What he has settled for is a hopelessly familiar screenplay by one Roy Carlson, who got his start by--no kidding--writing counterintelligence manuals for the defense industry. Set in steamy, small-town Florida, the story is part Body Heat, part Basic Instinct, and neither its transparent femme fatale (Madeleine Stowe) nor its too-smart-for-his-own-good police detective (Ed Harris) shows much originality.

She's bored by her abusive, rich-banker husband (Charles Dance). He's lonely. They go rowing in the moonlight--and on from there.

That the husband is about to get killed is a foregone conclusion. Unfortunately, Carlson's deceptions, twists and double-crosses are not interesting enough to keep us glued to the screen, despite the best efforts of the actors. The wild card is Harris's ambitious young police partner, played by talented young Benicio Del Toro, but connoisseurs of the genre may find themselves one step ahead of him, too.
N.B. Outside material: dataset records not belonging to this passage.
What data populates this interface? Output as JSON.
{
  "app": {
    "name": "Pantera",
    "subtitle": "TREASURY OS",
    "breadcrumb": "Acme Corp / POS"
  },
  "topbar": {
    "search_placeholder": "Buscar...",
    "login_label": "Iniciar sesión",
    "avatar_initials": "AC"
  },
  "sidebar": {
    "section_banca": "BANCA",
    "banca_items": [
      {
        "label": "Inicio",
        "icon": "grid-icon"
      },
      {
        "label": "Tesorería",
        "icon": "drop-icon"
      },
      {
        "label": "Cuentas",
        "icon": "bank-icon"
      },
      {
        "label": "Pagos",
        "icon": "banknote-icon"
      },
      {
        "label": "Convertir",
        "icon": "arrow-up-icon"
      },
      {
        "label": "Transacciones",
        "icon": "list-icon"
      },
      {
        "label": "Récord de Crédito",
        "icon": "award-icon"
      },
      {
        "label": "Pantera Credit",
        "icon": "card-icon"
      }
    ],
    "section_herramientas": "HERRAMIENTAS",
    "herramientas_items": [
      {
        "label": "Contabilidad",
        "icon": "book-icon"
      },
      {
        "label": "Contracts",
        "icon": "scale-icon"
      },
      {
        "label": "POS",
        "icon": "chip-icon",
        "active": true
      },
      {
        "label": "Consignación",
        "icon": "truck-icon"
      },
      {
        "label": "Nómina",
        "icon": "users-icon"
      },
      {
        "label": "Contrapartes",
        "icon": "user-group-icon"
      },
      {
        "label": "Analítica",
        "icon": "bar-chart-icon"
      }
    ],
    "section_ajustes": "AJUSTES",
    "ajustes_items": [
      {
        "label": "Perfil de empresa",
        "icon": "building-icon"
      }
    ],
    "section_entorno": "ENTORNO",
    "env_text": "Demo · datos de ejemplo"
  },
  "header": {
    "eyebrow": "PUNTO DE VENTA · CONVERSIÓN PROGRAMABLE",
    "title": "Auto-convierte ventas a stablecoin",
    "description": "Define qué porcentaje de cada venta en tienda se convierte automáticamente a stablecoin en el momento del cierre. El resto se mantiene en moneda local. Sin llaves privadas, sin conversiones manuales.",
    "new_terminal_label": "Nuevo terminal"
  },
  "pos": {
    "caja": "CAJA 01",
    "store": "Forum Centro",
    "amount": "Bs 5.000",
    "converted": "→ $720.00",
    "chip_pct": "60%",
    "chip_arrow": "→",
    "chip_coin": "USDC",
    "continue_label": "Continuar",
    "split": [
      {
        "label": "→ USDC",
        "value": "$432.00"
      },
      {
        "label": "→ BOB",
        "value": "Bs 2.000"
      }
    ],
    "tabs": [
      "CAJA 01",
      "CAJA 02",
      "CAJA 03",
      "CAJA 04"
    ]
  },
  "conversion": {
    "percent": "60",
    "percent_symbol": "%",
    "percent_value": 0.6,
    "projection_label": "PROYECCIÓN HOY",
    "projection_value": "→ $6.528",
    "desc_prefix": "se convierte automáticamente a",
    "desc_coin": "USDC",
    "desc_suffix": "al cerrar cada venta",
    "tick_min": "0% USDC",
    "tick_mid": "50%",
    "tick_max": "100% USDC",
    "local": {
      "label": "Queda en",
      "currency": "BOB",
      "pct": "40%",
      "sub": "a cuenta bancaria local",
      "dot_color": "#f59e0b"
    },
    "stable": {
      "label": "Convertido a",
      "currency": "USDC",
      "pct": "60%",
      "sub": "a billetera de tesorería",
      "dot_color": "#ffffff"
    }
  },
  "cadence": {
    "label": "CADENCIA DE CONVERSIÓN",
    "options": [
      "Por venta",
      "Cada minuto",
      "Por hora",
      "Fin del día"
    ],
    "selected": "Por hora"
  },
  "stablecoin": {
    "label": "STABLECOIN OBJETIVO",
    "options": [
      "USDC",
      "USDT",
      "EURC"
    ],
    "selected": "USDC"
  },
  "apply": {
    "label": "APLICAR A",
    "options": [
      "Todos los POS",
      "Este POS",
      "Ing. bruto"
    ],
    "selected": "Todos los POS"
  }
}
Stowe, an emergent star with real magnetism, probably won't care if she never sees another policeman on screen. In Unlawful Entry, cop Ray Liotta stalked her; in Blink, cop Aidan Quinn teamed up with her; and here cop Ed Harris helps her relieve her hubby of twelve million bucks.

Enough already. And enough already of a once-proud movie genre that's hitting rock bottom in the Nineties--just like Stowe's murdered husband in this nicely shot, empty-headed thriller.